Immediately, the young ingenue now known as Lota Delgado was cast in her first movie made in 1938, “Magsasampaguita”, supporting Corazon Noble and Rogelio de la Rosa. Her first appearance on the silver screen was a pleasant discovery to movie fans who took note of the photogenic AngeleƱa actress. She then showed up next in “Takip-Silim” (1939). Though just a feature role (it was a Carmen Rosales-Rogelio de la Rosa starrer), Lota’s performance convinced even the studio skeptics that the young artist was somebody to watch.
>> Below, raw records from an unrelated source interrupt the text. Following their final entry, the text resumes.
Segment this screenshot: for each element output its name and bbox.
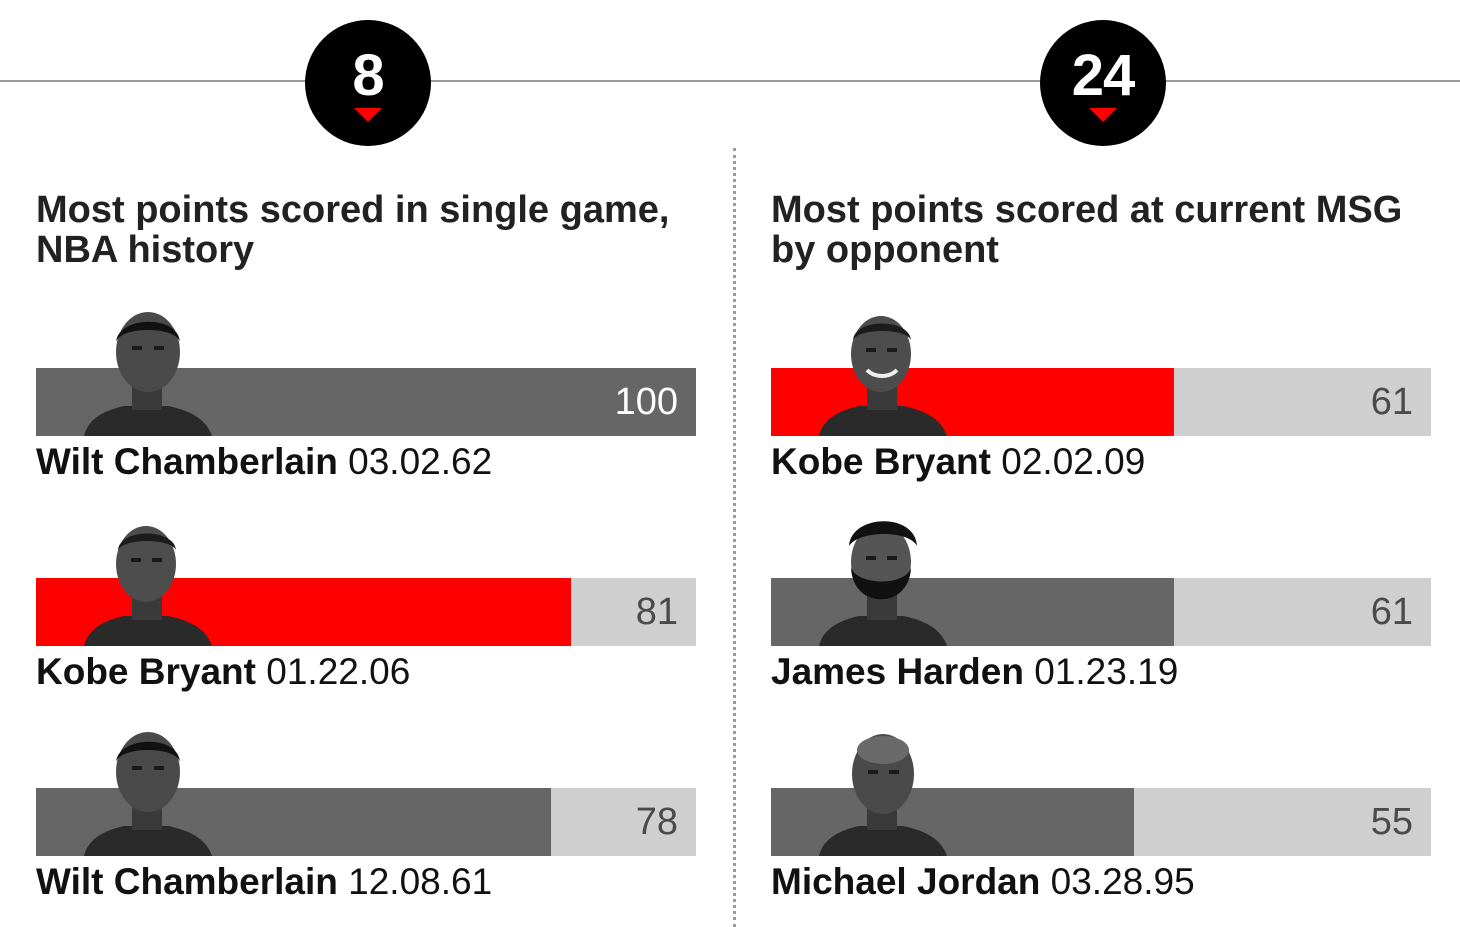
wilt-chamberlain-photo: [84, 732, 212, 856]
bar-value-label: 78: [635, 801, 678, 843]
bar-row-label: James Harden 01.23.19: [771, 651, 1178, 693]
bar-row-label: Wilt Chamberlain 12.08.61: [36, 861, 492, 903]
bar-value-label: 100: [614, 381, 678, 423]
chart-title: Most points scored at current MSG by opp…: [771, 189, 1403, 271]
bar-value-label: 55: [1370, 801, 1413, 843]
bar-row-label: Wilt Chamberlain 03.02.62: [36, 441, 492, 483]
game-date: 01.22.06: [266, 651, 411, 692]
james-harden-photo: [819, 521, 947, 646]
chart-title: Most points scored in single game, NBA h…: [36, 189, 670, 271]
badge-right: 24: [1040, 20, 1166, 146]
bar-row-label: Kobe Bryant 02.02.09: [771, 441, 1145, 483]
wilt-chamberlain-photo: [84, 312, 212, 436]
player-name: James Harden: [771, 651, 1024, 692]
player-name: Kobe Bryant: [771, 441, 991, 482]
bar-row-label: Kobe Bryant 01.22.06: [36, 651, 410, 693]
game-date: 03.02.62: [348, 441, 493, 482]
bar-row: 61 James Harden 01.23.19: [771, 506, 1436, 692]
bar-row: 61 Kobe Bryant 02.02.09: [771, 296, 1436, 482]
michael-jordan-photo: [819, 734, 947, 856]
game-date: 12.08.61: [348, 861, 493, 902]
kobe-bryant-photo: [819, 316, 947, 436]
bar-row: 55 Michael Jordan 03.28.95: [771, 716, 1436, 902]
badge-right-number: 24: [1071, 43, 1136, 108]
bar-value-label: 61: [1370, 591, 1413, 633]
player-name: Wilt Chamberlain: [36, 441, 338, 482]
header-rule: [0, 80, 1460, 82]
column-divider: [733, 148, 736, 927]
bar-row-label: Michael Jordan 03.28.95: [771, 861, 1195, 903]
badge-left-number: 8: [352, 43, 384, 108]
chart-msg-opponent: Most points scored at current MSG by opp…: [771, 0, 1436, 927]
player-name: Wilt Chamberlain: [36, 861, 338, 902]
bar-row: 100 Wilt Chamberlain 03.02.62: [36, 296, 701, 482]
game-date: 01.23.19: [1034, 651, 1179, 692]
game-date: 02.02.09: [1001, 441, 1146, 482]
game-date: 03.28.95: [1050, 861, 1195, 902]
badge-left-arrow-icon: [354, 108, 382, 122]
bar-row: 81 Kobe Bryant 01.22.06: [36, 506, 701, 692]
badge-left: 8: [305, 20, 431, 146]
player-name: Kobe Bryant: [36, 651, 256, 692]
badge-right-arrow-icon: [1089, 108, 1117, 122]
bar-value-label: 81: [635, 591, 678, 633]
chart-single-game: Most points scored in single game, NBA h…: [36, 0, 701, 927]
bar-value-label: 61: [1370, 381, 1413, 423]
kobe-bryant-photo: [84, 526, 212, 646]
bar-row: 78 Wilt Chamberlain 12.08.61: [36, 716, 701, 902]
player-name: Michael Jordan: [771, 861, 1041, 902]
She was kept busy at the start of the 40s decade. In 1940, she made five Sampaguita movies in a row ( “Gunita”—a musical, “Katarungan”—her first lead role with Rogelio, “Estrellita”, “Colegiala”, “Nang Mahawi Ang Ulap”). In 1941, she made a movie with Rogelio de la Rosa yet again--“Tarhata”. Rogelio, then already a superstar, decided to put up his own RDR Productions and invited Lota to do “Dalawang Anino”, with younger brother Jaime de la Rosa. Lota’s career was not only blooming, but also his love affair with leading man, Rogelio.
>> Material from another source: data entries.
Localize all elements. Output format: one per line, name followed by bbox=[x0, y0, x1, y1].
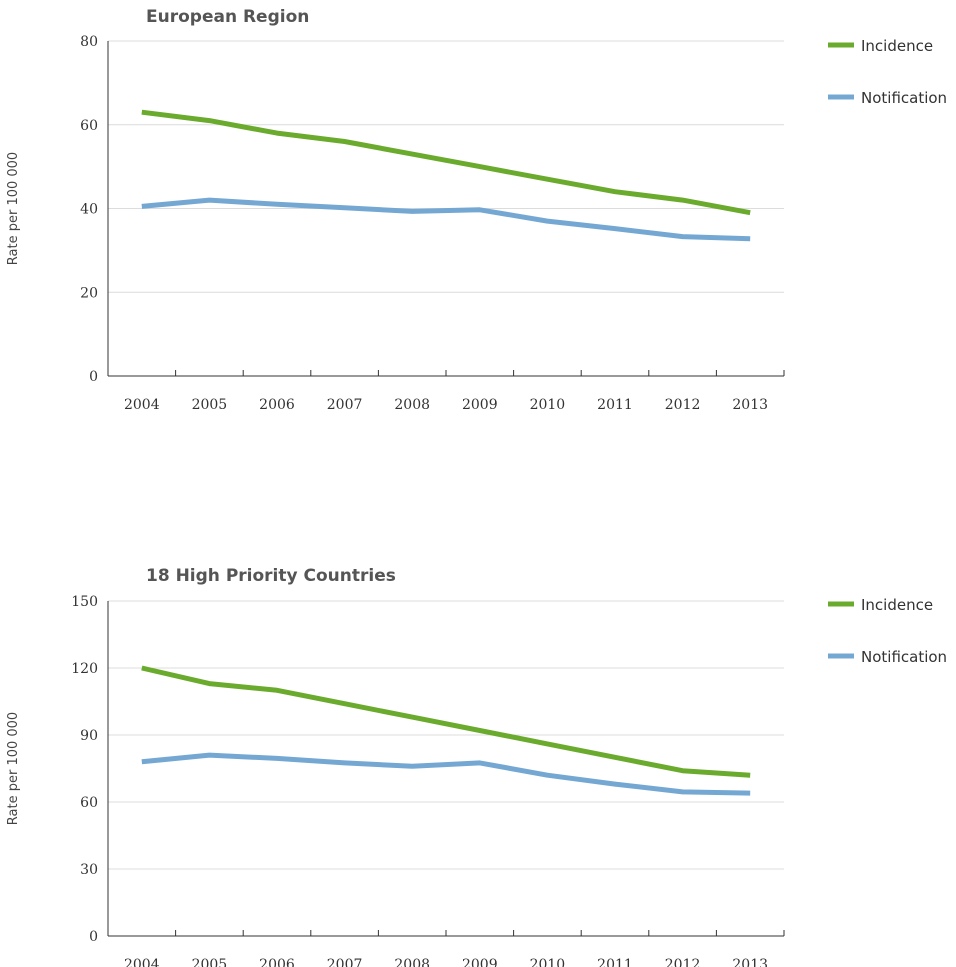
x-tick-label: 2005 bbox=[192, 397, 228, 413]
chart-european-region: European Region 0 20 40 60 80 2004 2005 2006 2007… bbox=[0, 0, 956, 420]
x-tick-label: 2005 bbox=[192, 957, 228, 967]
chart-european-region-svg: European Region 0 20 40 60 80 2004 2005 2006 2007… bbox=[6, 7, 947, 413]
y-axis-label: Rate per 100 000 bbox=[6, 712, 21, 825]
y-tick-label: 0 bbox=[89, 929, 98, 945]
x-tick-label: 2004 bbox=[124, 397, 160, 413]
x-tick-label: 2009 bbox=[462, 957, 498, 967]
legend-label-notification: Notification bbox=[861, 648, 947, 666]
x-tick-label: 2011 bbox=[597, 957, 633, 967]
legend-label-notification: Notification bbox=[861, 89, 947, 107]
x-tick-label: 2004 bbox=[124, 957, 160, 967]
y-tick-label: 40 bbox=[80, 202, 98, 218]
y-tick-label: 30 bbox=[80, 862, 98, 878]
series-line-notification bbox=[141, 752, 751, 796]
series-line-incidence bbox=[141, 665, 751, 778]
x-tick-label: 2007 bbox=[327, 957, 363, 967]
y-tick-label: 90 bbox=[80, 728, 98, 744]
x-tick-label: 2010 bbox=[530, 957, 566, 967]
x-tick-label: 2013 bbox=[732, 957, 768, 967]
x-tick-label: 2008 bbox=[394, 397, 430, 413]
y-tick-label: 120 bbox=[71, 661, 98, 677]
y-tick-label: 80 bbox=[80, 34, 98, 50]
y-axis-label: Rate per 100 000 bbox=[6, 152, 21, 265]
legend-label-incidence: Incidence bbox=[861, 596, 933, 614]
chart-high-priority-countries: 18 High Priority Countries 0 30 60 90 120 150 2… bbox=[0, 560, 956, 967]
series-line-incidence bbox=[141, 109, 751, 216]
y-tick-label: 60 bbox=[80, 795, 98, 811]
legend-label-incidence: Incidence bbox=[861, 37, 933, 55]
x-tick-label: 2006 bbox=[259, 397, 295, 413]
x-tick-label: 2012 bbox=[665, 397, 701, 413]
y-tick-label: 150 bbox=[71, 594, 98, 610]
x-tick-label: 2013 bbox=[732, 397, 768, 413]
chart-title: European Region bbox=[146, 7, 309, 27]
x-tick-label: 2012 bbox=[665, 957, 701, 967]
chart-high-priority-countries-svg: 18 High Priority Countries 0 30 60 90 120 150 2… bbox=[6, 566, 947, 967]
x-tick-label: 2006 bbox=[259, 957, 295, 967]
y-tick-label: 60 bbox=[80, 118, 98, 134]
y-tick-label: 20 bbox=[80, 285, 98, 301]
series-line-notification bbox=[141, 197, 751, 242]
x-tick-label: 2009 bbox=[462, 397, 498, 413]
x-tick-label: 2010 bbox=[530, 397, 566, 413]
x-tick-label: 2008 bbox=[394, 957, 430, 967]
x-tick-label: 2007 bbox=[327, 397, 363, 413]
y-tick-label: 0 bbox=[89, 369, 98, 385]
x-tick-label: 2011 bbox=[597, 397, 633, 413]
chart-title: 18 High Priority Countries bbox=[146, 566, 396, 586]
Just when Lota was hitting the apex of her movie career, World War II broke out, putting her stardom on hold. He forced retirement however, gave her time enough to consider Rogelio’s proposal, and on 20 September 1942, Lota became Mrs. Rogelio de la Rosa.

From then on, she opted to focus on her new role as a wife, and later as a mother of six children, 5 boys (Ramon, Rudolph, Reynaldo, Roberto, Rocky) and 1 girl (Ruby). She preferred to stay in the background and allowed Rogelio to run the show, so to speak. She would follow her husband all the way to the Mountain Province, where they not only had a Baguio home but also a ranch in Irisan, where she ran the de la Rosa household efficiently while managing a dairy farm. When Rogelio decided to revive RDR Productions, he convinced Lota to stage a comeback with him as her leading man in the 1951 movie, “Irisan”.

The death of Ramon Magsaysay in a plane crash in 1953 galvanized Rogelio to join politics. Magsaysay, the godfather de la Rosa’s only daughter, Ruby—had often prodded the actor to enter government service, and 4 years later, Rogelio was elected Senator. He continued his quest for presidency in 1961 and had excellent chances of winning. Eventually, he had to give way to the LP bet-- his brother-in-law, Diosdado Macapagal. Had he pursued his quest, Lota Degado could have been a First Lady—and a beautiful star at that! But she remained dutiful as always, standing behind her husband in his multi-facetted career as an actor, politician and a popular diplomat, until his death in 1986.

Lota Delgado would live for over two more decades in the company of her children with Rogelio, none of whom entered showbiz. One of the most beautiful faces to grace the silver screen finally passed away of undisclosed causes on 28 April 2009.